Brendan: I think you should just make sure it's got some stuff paragraphed around human touch.
Tim: That's one of my favorite things.
Dan: However you interpret that is where we just [inaudible 00:35:08].
Brendan: Thankfully I'm not an HR person.
Dan: Yeah, exactly. It's something that we've realized when we all were working from home that our clients missed, that we missed, our team missed. It was important. We've implemented a hybrid working from home system where you get to a certain level. You can have a couple days from home, a couple days from the office, however that works. It works pretty well. I think millennials, the next generations, or anyone who's good with technology and self-motivation, works from home fine.
Tim: Yeah, it's all give and take. It's just another one of those flexibility things, which are great if you can offer them. It's also a really good tool as a manager, accountability wise. You can take those things away too, which you don't want to do, obviously. But if they're not performing or doing what you need them to do, then it's like a carrot in stick. That's the way I see it as well.
It's a huge privilege to be able to work from home, especially if you only live 15 minutes from the office anyway. It gives you the flexibility to walk the dog, do the workout, or cook dinner during work hours, which is awesome.
Actually, I've seen that the response is that most people who work from home work harder too. I've seen it in my house. I've seen it with me. I've seen it with our team members as well. They have more owner’s responsibility to get the work done, as well.
Dan: It's that flexibility thing as well if you do take that break at lunch to go grab a coffee or something, then you come home, and then you just keep working.
Tim: It's give and take.
Tim: I don't think millennials are all take. It's probably the important message. We know we have to give. We just need to understand. Perhaps if the manager is having an issue with a millennial, and they want more give from them, they need to ask what they can be giving the millennial as well, which is going to feel wrong. If they're just not fitting at all, then it's not a millennial problem. This is just a person problem or an attitude problem.
Dan: Yeah. If that employee is sitting there and you're telling them that this is the task that you do get your work done, and they're just working the minimum required, at 5:00 they're like, great, I've done what I need to do, I'm getting out of here, I'm not going to think about it again till I'm sitting at my desk, then maybe you're not giving them enough purpose, enough things that they're passionate about to incorporate into their work.
Tim: Yeah, or giving them enough responsibility or ownership task as well. If you have given them all those things and it's still not working, I don't think it's a millennial issue. It's a person issue. Obviously, regardless of generation, there are different people, right?
Brendan: Absolutely. Yeah, very valid points. Flexibility is a good word, especially nowadays with hybrid working environments and stuff. Do you guys feel that there's any stronger sense from the millennial workforce that they just have to have flexibility, they've got to have this hybrid work situation, otherwise they won't be moving into that type of work where I need to be in an office five days a week versus other generations?

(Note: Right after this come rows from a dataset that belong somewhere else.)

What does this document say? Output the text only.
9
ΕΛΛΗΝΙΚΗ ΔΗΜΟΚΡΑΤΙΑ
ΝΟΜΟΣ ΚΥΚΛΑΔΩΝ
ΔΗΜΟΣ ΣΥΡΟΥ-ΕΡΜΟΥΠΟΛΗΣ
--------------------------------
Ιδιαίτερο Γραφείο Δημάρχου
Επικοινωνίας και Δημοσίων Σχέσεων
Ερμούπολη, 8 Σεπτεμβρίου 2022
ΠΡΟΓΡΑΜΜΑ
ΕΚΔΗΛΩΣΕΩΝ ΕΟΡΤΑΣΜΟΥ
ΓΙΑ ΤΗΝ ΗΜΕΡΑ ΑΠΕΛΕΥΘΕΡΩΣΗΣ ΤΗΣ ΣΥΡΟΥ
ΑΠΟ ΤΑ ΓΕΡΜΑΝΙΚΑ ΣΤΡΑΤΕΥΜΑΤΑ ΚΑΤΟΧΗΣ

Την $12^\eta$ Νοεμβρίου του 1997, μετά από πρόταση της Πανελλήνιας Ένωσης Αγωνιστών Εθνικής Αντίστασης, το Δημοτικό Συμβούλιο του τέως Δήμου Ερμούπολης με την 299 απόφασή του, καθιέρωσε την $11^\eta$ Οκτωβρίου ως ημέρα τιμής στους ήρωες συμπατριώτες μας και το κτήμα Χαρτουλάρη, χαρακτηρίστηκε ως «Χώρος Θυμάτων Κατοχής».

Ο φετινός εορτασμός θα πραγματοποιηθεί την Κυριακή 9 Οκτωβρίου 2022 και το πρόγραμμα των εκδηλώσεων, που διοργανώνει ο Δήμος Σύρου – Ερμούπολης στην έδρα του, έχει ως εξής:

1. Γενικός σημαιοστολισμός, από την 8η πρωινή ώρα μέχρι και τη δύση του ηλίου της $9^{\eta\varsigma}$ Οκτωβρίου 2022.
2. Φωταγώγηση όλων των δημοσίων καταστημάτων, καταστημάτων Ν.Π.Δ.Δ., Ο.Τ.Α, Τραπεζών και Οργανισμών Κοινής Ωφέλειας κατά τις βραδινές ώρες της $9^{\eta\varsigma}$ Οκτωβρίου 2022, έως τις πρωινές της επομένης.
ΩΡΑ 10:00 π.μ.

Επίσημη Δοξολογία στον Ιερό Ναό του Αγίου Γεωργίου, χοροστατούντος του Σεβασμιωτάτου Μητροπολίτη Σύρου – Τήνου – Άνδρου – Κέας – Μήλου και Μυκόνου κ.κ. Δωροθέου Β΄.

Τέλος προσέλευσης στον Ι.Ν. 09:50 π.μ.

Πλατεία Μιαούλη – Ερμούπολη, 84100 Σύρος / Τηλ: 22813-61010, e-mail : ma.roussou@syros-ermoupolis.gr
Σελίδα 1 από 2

Dan: Yeah, I think so. I think we're now more able to work remotely than we've ever been. Even when we first started, the idea of working from your home computer, it was almost impossible. The software we needed was all desktop-based, the information we needed. There weren't central sources of information. It was all based on a server in our office that was hard to log into.
It's so much more possible to do it now. The thought of doing it is probably more on our minds because we can. Whereas in the prior generations, you might have wanted to do it, but you just couldn't. You can't work from home if you're working in a factory. That doesn't work. But if you're in a professional service business and everything's online, like we don't have one bit of software that we can't access right now on our phone that we use, then we can do it, so maybe we should.
Tim: Yeah, I think it's bare necessity for anyone regardless of generation, really. But definitely, millennials and below are going to want a lot, I think. It's a good thing. It's just got to be balanced, controls put in place, has to be professional. If it can improve your life, but you can also get your work done the same time, why not? Definitely.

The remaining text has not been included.